Overwhelmed with doubts regarding the FOREX trade? Need some guidance with working out the basics before delving into the actual trade? Here are some of the fundamental strategies that you need to consider for executing a profitable Foreign Exchange Currency Trade.
Strategy One: Do your homework.
Before taking the giant leap in the FOREX market, you need to be well-informed about the pros and cons of the currency trade. You need to be sure of your plans to survive in the worst of the scenarios. Work out a concrete strategy, keeping in mind the various dependencies such as the ill-liquid markets, volatility, changing trends, pricing, economic upswings and downturns.
Strategy Two: Learn the pre-requisites that help you analyze the trade cycle.
To be able to easily identify potential trades and trace the overall lifecycle of the trade, one needs to have an understanding of some basic requirements such as:
> Types of Orders: They signify the various types of orders that can be placed at the beginning or during the trades to control the flow of your trades and keep a tab on the risk/rewards ratio. These orders include Market order, Limit order, Stop order, OCO (One Cancels the Other) order, IF DONE order and the Loop order.
> Basics of Technical Analysis: These stand for the tools that study the effect of the price movements.These tools include Support, resistance, trend, channel, Fibonacci, to name a few.
> Types of Charts: They are the pictorial representation of the price movements over a period of time. The charts include line chart, bar chart, candle stick charts.
> Technical Indicators: They are a part of the technical analysis. The best known technical indicator is the oscillator which determines the Relative Strength Index (RSI).
> Trading Signals: Signals make it easy to identify the status of various activities.Signals include the ones for depicting volatility, volume of trades, the range, breakout, momentum etc.

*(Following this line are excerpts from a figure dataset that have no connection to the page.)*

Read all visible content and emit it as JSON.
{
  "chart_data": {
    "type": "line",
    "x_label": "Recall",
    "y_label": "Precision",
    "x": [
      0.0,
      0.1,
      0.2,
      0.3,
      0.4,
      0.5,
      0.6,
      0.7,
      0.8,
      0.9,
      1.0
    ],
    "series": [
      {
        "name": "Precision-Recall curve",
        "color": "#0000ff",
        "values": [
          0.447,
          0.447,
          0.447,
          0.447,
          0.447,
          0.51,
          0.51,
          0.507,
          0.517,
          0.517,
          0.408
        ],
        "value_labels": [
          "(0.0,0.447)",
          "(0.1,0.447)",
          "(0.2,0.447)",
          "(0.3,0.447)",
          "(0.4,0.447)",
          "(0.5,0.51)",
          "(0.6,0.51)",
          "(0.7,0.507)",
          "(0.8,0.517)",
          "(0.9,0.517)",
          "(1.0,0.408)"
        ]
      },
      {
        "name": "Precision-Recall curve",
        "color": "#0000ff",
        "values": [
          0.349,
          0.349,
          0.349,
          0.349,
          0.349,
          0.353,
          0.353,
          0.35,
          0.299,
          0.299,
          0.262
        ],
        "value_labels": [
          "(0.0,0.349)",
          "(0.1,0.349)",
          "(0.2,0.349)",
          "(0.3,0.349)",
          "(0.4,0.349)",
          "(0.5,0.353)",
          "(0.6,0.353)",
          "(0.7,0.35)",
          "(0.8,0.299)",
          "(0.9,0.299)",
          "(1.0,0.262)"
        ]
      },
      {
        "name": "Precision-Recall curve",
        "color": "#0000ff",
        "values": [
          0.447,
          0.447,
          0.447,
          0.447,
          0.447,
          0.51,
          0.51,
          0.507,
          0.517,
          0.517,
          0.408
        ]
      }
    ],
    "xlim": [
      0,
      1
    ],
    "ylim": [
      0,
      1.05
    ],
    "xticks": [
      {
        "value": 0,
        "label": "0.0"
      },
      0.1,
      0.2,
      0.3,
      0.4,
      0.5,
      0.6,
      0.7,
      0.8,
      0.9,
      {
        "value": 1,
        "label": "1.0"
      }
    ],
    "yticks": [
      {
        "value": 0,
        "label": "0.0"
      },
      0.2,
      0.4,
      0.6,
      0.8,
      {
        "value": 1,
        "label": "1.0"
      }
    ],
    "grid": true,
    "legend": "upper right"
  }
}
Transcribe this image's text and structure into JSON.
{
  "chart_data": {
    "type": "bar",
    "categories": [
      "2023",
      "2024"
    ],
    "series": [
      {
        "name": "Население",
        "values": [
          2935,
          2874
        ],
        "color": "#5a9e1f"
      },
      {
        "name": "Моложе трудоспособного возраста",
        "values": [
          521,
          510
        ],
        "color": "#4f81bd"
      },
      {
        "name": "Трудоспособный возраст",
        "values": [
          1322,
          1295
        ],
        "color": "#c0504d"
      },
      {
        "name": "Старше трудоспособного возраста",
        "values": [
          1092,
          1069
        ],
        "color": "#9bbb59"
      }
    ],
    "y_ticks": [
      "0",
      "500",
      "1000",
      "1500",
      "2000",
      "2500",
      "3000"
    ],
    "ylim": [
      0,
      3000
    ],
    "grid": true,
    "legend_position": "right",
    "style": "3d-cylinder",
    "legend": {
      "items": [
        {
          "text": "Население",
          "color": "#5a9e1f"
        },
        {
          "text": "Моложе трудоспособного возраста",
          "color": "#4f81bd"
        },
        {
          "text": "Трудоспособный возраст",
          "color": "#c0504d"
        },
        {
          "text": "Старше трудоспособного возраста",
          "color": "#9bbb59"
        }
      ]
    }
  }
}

Strategy Three: Know when to exit the FOREX markets.
The currency markets are highly speculative, so one should know when to exit the markets at pivotal profit levels. Limit orders allow one to deal with the changing market trends without requiring much human intervention. They monitor the markets and are earn profits for the traders by allowing you to place an order only if it is above the market price.
Strategy Four: Invest smartly and not impulsively.
Be sure of your capacity to invest and strength to overcome the suffered losses. Currency trading is expected to suffer through the highs and lows of the market phases. Anticipate the risks and take steps to mitigate them.